Description
OceanBase cluster has nodes that cannot communicate with the arbitration service. This alert is only applicable to clusters after OceanBase V4.2.0, and it can only be triggered if the cluster is associated with an arbitration service.
Principle
| Parameter | Value |
|---|---|
| Monitoring metric | arbitration_status_inactive_server_count |
| Metric source | Query after connecting to OceanBase: select /*+ MONITOR_AGENT */ count(1) as inactive_server_count from GV$OB_ARBITRATION_SERVICE_STATUS where status = 'INACTIVE' |
| Metric collection | arbitration_status_inactive_server_count |
| Monitoring expression | max(arbitration_status_inactive_server_count{@LABELS}) by (@GBLABELS) |
| Metric collection cycle | 60 seconds |
Rule information
| Monitoring expression | Description of the monitoring metric | Default threshold | Detection cycle | Elimination cycle |
|---|---|---|---|---|
| arbitration_status_inactive_server_count > 0 | The cluster has nodes that cannot communicate with the arbitration service. | 0 | 60 seconds | 5 minutes |
Alert information
| Alert trigger method | Alert level | Scope |
|---|---|---|
| Cut off the network between the ObServer and the arbitration service | Critical | Cluster |
Alert template
Alert summary
- Template: ${alarm_target} ${alarm_name}
- Example: ob_cluster=TEST OceanBase cluster has nodes that cannot communicate with the arbitration service.
Alert details
- Template: Cluster: ${ob_cluster_name}, alert: ${alarm_name}. The cluster ${ob_cluster_name} has nodes that cannot communicate with the arbitration service, with a total of ${value_shown} nodes.

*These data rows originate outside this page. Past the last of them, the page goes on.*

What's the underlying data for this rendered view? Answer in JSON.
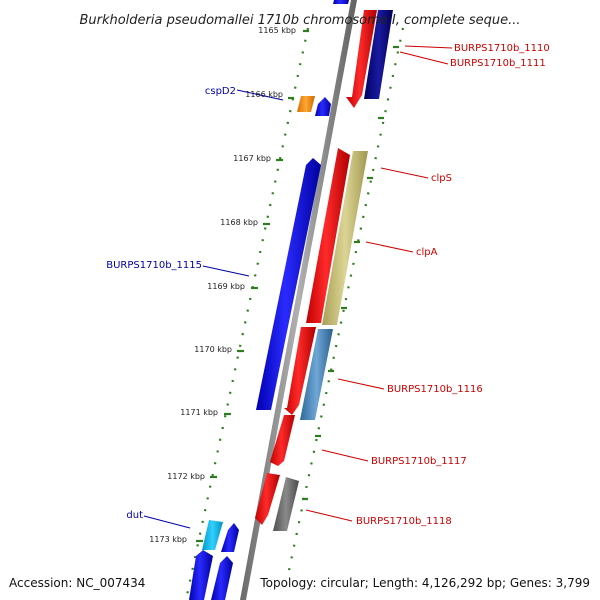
{
  "title": "Burkholderia pseudomallei 1710b chromosome I, complete seque...",
  "footer": {
    "accession": "Accession: NC_007434",
    "topology": "Topology: circular; Length: 4,126,292 bp; Genes: 3,799"
  },
  "ticks": [
    "1165 kbp",
    "1166 kbp",
    "1167 kbp",
    "1168 kbp",
    "1169 kbp",
    "1170 kbp",
    "1171 kbp",
    "1172 kbp",
    "1173 kbp"
  ],
  "genes": {
    "burps_1110": "BURPS1710b_1110",
    "burps_1111": "BURPS1710b_1111",
    "cspd2": "cspD2",
    "clps": "clpS",
    "clpa": "clpA",
    "burps_1115": "BURPS1710b_1115",
    "burps_1116": "BURPS1710b_1116",
    "burps_1117": "BURPS1710b_1117",
    "burps_1118": "BURPS1710b_1118",
    "dut": "dut"
  },
  "colors": {
    "backbone": "#808080",
    "ruler": "#2e7d1f",
    "forward": "#0000ee",
    "reverse": "#ee0000",
    "navy": "#000080",
    "khaki": "#c8bf78",
    "steelblue": "#4682b4",
    "gray": "#6e6e6e",
    "orange": "#ff8c00",
    "cyan": "#00bfff",
    "label_red": "#cc0000",
    "label_blue": "#0000aa"
  }
}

- Example: Cluster: TEST, alert: OceanBase cluster has nodes that cannot communicate with the arbitration service. The cluster TEST has nodes that cannot communicate with the arbitration service, with a total of 2 nodes.
Alert recovery
- Template: Alert: ${alarm_name}, the number of nodes in the OceanBase cluster that cannot communicate with the arbitration service: ${value_shown}
- Example: Alert: OceanBase cluster has nodes that cannot communicate with the arbitration service, the number of nodes in the OceanBase cluster that cannot communicate with the arbitration service: 0
Impact on the system
If the arbitration service cannot communicate with the OBServer, the arbitration feature may be abnormal, and the high availability feature of tenants 2F/4F cannot be provided. When half of the replicas of tenants that enable the arbitration service are unavailable, tenant services will be abnormal.
Possible causes
- The network between the OBServer and the arbitration service is down.
- The arbitration service process is abnormal.
Resolution
Connect to the cluster as root@sys. Execute the following SQL statement to check the status of each server.
SELECT svr_ip, svr_port, arbitration_service_address, status FROM GV$OB_ARBITRATION_SERVICE_STATUS;Check whether the network between these servers and the arbitration service is working properly.
Check whether the arbitration service process is normal.